Yekaterina Ivanovna Nelidova (Екатери́на Ива́новна Нели́дова; 1756–1839) was a Russian noblewoman and lady-in-waiting. She was the royal mistress of Paul I of Russia.

Nelidova graduated from the Smolny Institute in 1776 and became a lady-in-waiting, first to Grand Duchess Natalya and then to Grand Duchess Maria alongside her friend and fellow graduate Natalya Borshchova. She had a relationship with Grand Duke Paul, the future monarch, and acted as a successful mediator between him and people he was in conflict with.
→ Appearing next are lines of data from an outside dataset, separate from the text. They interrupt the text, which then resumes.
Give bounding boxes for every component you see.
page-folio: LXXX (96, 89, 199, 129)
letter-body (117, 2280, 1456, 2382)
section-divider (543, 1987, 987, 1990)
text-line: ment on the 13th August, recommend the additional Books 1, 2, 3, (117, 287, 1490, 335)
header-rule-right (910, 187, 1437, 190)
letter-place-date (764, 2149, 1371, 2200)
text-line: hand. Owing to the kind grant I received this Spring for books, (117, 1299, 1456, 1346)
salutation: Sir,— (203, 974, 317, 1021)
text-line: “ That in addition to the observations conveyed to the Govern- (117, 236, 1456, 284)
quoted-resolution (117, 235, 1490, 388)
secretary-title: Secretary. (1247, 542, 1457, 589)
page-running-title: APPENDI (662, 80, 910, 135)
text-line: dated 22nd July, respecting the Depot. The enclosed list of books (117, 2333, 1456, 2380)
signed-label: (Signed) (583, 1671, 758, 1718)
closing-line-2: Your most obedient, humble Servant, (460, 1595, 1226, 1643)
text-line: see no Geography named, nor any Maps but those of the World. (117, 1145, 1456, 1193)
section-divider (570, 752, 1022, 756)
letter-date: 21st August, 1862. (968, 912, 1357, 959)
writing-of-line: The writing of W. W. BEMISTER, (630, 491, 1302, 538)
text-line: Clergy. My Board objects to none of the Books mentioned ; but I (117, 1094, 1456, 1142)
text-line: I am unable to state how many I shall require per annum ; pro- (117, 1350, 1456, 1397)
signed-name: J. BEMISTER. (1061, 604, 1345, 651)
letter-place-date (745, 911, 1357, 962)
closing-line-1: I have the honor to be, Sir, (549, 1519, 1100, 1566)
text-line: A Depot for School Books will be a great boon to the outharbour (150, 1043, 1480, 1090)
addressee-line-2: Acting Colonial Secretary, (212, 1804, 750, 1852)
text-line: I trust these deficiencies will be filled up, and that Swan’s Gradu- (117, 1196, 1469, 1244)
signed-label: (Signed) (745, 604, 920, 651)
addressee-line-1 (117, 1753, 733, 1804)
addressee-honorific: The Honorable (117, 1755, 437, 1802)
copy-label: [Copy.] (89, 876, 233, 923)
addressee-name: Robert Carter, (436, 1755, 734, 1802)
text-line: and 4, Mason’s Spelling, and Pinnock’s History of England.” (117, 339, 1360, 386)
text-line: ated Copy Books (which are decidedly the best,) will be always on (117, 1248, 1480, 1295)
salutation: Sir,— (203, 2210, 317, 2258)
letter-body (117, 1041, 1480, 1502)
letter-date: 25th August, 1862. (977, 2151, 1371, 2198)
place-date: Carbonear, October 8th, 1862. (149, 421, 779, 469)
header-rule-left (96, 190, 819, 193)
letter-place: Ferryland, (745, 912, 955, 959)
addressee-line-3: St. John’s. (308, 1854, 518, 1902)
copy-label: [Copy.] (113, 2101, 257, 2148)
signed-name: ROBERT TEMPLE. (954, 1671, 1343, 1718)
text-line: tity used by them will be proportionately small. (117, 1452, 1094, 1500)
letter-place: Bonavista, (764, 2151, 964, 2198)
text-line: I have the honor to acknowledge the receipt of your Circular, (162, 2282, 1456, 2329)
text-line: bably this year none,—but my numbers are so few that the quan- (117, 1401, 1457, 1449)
Nelidova was also noted for her dramatic talents, which endeared her to the crown prince, who liked to stage operas with the participation of people he was close with.

She was an important courtier and her position also led to her relatives' acquiring positions at court. Paul's defense of Nelidova was even documented amid issues of social conformity at Catherine the Great's court. She left her position at court in 1798.

==Sources==
- Дмитрий Григорьевич Левицкий 1735—1822: Каталог временной выставки — Государственный русский музей. — Л.: Искусство, Ленинградское отделение, 1987. — 142 с.
- Шумигорский Е. С. Екатерина Ивановна Нелидова. Очерк из истории императора Павла. — М.: Захаров, 2008. ISBN 978-5-8159-0730-0.